How ironic, Janet Langhart Cohen observed yesterday, that it is a black person, Barack Obama, who has been called up to the podium to answer to the deep racial divides that have existed in the United States for centuries.
"Think of the irony of that. Only in America," said the playwright, author, former TV journalist and wife of former Defense Secretary William S. Cohen.
Mrs. Cohen will expand on the race issue as it pertains to the presidential election in Monday's column, but we wanted to first report that she adds yet another title to her name, "Queen Esther, Hadassah," when she marches today in the Purim parade through Washington.
Born with Jewish roots, like her husband, Mrs. Cohen is using the honor of being selected Queen Esther to draw attention to the racism and anti-Semitism that remain so prevalent throughout the world and in this country in particular.
She notes that Queen Esther successfully appealed for Jewish people to be spared from massacre on the 13th day of Adar. Jews celebrated on the 14th day, and the walled city of Jericho rejoiced on the 15th day when the news arrived there. Thus, the three-day observance.
Similarly, Mrs. Cohen pointed out, the 13th, 14th and 15th amendments to the Constitution abolished slavery, granted citizenship to former slaves and gave black men the right to vote.

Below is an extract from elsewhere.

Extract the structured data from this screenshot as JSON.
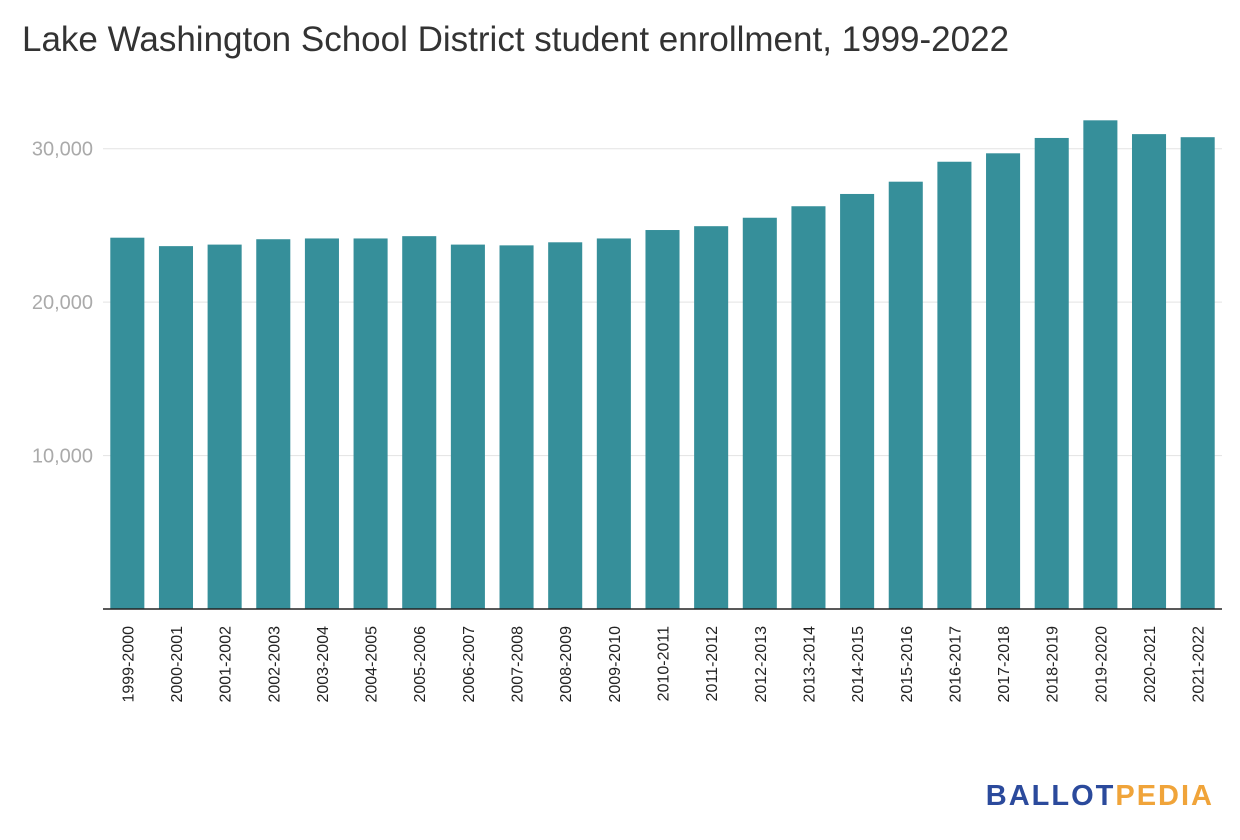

All of which segues to her latest project, a one-act play titled "Anne and Emmett" that draws historical parallels between the lives of Anne Frank and Emmett Till, teen victims of anti-Semitism and racism. The play has its first U.S. reading at Emerson College in Boston on April 10, during Holocaust Remembrance Month and shortly after the 40th anniversary of the assassination of Martin Luther King.
"It's an amazing play, it really came through me," Mrs. Cohen told Inside the Beltway. "With all the recent cases of anti-Semitism, Mel Gibson's derogatory comments, the whole issue of race in America and what is now coming out in the [presidential] campaign, Anne and Emmett couldn't be more timely."Boxers for Barack
Supporters of Barack Obama are coming up with some unique party themes when hosting fundraising events for the Democratic presidential candidate, such as playing "Barack Jeopardy," "Running With Obama," "Wine Tasting With Obama," even "Praying for Obama."
Michael Romelotti, a member of the Washington-area boxing community, now is planning a "Boxing for Barack" exhibition — in Clinton, Md., no less — featuring several amateur and professional bouts.
"Washington, D.C., is a hotbed of boxing talent," he notes. "Several professional boxers are current title holders or ranked in the top 10."
Extend congratulations to Christopher Hunsberger of the Four Seasons Hotel in Georgetown for winning the Stars of the Industry Awards' "Outstanding General Manager of the Year" honors.
Mr. Hunsberger has been the Washington general manager for more than eight years, also serving as regional vice president for the luxury hotel property.
Opening our mailbag we find readers commenting on the Democratic infighting, particularly after the Hillary Rodham Clinton campaign accused the Barack Obama campaign of voting irregularities in Texas — from locking Mrs. Clinton's supporters out of caucus sites to filling out precinct convention sign-in sheets during the day and submitting them as completed vote totals.
Meanwhile, hours after we posted our "Trace your roots" item yesterday — observing that the National Archives for the first time is making available online more than 5.2 million records transcribed from original ship manifests of some of the passengers who arrived during the last half of the 19th century at the ports of Boston, New York, Philadelphia, Baltimore and New Orleans — we received this note from Joe Brouwer of Bainbridge Island, Wash.:
"Thank you so much for the heads up on the Web site. Manifest No.'s 4, 5 and 6 — Grampa, Grandma and my Aunt Wijtska. As I looked at my family, I started looking down the list noticing families and individuals from different countries, pondering on that moment, their past and future. Very touching indeed."